When Mark’s wife Dee-dee became pregnant, he start thinking about his own birth. He obtained a court order for the state to attempt to locate his birth mother. Karen Williams was married and living in Frankfort. She eventually agreed to meet Mark Kitts and to see whether Roger Caldwell would meet him as well.
They agreed to meet and discuss Mark’s request. So. Roger came to Kentucky and picked Karen up. The couple cried and talked, then began seeing each other every day. Their relationship went so smoothly that when they met Mark, he thought, “Wow, this is odd. This couple really gets along well.” Karen said it was like giving birth to Mark all over again.
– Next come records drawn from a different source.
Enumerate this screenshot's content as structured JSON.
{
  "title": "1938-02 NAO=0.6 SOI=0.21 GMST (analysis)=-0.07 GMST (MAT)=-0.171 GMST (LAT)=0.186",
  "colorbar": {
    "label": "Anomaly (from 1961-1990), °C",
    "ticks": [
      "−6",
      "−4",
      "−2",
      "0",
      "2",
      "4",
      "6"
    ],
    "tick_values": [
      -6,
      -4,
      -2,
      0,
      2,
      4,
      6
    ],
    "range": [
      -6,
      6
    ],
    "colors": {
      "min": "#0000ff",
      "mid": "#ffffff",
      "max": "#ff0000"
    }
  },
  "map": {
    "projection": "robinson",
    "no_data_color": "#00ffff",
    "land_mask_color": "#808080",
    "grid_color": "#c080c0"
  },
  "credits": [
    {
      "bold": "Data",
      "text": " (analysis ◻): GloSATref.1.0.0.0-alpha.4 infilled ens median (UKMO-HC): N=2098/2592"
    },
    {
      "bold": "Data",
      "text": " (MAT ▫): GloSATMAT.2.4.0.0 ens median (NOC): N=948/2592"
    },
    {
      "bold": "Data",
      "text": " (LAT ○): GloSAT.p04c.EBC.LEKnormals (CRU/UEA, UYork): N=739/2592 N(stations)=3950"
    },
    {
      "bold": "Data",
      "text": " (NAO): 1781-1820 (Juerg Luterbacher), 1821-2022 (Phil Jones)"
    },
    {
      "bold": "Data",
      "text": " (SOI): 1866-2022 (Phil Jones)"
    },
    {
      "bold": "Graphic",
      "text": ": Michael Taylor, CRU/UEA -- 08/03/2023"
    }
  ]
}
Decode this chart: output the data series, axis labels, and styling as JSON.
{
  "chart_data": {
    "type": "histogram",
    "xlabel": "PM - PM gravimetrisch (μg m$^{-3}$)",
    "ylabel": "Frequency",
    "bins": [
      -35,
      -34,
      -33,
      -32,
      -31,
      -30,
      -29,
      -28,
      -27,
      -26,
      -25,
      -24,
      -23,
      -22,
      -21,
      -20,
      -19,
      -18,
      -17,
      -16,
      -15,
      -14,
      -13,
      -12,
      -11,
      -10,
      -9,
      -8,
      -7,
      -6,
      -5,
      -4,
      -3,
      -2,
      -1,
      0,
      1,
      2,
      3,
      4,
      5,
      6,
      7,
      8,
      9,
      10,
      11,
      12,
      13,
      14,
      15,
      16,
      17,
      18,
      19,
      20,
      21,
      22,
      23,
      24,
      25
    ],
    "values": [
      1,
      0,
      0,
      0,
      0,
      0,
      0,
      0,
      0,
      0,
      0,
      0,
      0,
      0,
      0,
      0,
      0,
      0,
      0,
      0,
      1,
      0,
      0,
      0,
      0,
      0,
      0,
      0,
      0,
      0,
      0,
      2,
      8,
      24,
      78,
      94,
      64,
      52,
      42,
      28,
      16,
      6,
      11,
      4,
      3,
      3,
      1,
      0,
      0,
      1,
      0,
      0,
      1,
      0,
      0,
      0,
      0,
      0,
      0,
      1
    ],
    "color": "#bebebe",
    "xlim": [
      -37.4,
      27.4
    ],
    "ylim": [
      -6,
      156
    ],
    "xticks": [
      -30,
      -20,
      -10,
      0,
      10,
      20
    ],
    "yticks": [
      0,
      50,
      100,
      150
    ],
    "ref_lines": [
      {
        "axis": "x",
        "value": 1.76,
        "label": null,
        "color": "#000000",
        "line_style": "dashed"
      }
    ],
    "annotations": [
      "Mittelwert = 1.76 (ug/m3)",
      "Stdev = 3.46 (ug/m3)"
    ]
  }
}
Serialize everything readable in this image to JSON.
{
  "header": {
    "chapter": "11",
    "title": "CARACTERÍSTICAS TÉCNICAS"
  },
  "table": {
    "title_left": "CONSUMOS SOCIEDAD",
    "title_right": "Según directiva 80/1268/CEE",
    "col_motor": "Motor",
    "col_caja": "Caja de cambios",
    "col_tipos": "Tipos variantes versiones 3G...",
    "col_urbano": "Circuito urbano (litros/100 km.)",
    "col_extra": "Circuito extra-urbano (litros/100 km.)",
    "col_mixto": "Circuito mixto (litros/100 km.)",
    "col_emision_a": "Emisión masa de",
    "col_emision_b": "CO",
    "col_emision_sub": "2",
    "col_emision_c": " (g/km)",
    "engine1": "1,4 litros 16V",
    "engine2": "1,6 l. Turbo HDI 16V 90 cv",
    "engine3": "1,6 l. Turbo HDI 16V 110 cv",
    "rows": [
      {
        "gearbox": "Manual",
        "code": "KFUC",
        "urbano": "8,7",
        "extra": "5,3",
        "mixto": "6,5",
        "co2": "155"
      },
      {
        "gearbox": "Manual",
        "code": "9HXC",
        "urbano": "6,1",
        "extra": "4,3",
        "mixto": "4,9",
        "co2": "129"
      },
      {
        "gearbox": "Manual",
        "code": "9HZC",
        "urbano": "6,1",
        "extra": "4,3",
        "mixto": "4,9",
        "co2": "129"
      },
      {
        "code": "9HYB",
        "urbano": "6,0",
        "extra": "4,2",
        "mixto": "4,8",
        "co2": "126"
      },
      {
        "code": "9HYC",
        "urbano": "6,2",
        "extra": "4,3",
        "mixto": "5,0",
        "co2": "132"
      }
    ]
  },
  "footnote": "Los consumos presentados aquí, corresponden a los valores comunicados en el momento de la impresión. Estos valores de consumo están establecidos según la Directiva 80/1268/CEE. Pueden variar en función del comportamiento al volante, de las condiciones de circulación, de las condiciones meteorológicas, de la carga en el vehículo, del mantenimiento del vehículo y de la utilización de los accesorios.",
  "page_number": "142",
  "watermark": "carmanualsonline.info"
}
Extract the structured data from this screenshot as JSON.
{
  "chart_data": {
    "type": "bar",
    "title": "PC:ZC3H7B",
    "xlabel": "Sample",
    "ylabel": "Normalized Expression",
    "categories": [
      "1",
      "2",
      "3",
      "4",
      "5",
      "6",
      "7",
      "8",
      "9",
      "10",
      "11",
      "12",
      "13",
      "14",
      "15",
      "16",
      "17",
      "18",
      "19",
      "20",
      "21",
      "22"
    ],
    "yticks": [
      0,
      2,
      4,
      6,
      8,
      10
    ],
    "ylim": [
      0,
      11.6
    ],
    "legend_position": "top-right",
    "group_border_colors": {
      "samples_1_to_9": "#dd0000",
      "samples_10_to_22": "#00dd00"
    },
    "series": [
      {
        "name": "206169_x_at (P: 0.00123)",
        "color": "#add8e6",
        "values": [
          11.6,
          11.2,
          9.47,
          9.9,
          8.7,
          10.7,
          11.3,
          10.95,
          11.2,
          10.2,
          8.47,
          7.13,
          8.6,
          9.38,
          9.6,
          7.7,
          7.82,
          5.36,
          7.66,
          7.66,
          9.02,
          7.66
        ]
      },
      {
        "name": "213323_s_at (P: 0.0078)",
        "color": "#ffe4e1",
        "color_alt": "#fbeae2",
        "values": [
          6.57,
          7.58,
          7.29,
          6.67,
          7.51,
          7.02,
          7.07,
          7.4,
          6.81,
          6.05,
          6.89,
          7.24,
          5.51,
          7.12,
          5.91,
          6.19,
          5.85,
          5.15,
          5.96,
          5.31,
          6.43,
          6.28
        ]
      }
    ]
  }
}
Only this time Roger was by her side.
Karen Caldwell also had a 22-year-old daughter and a grandchild living in Frankfort but she quit her job in Kentucky to marry Roger and move to Tennessee. Karen filed for divorce — something she says she had been considering anyway — and then Roger asked her to marry him. Three days after the divorce became final, Mark officiated at the couple’s wedding in Covington, Kentucky.
Mark said, “I’ve been very happy with my life. I don’t wish it was different. We’re trying to build a relationship on the future, not the past.”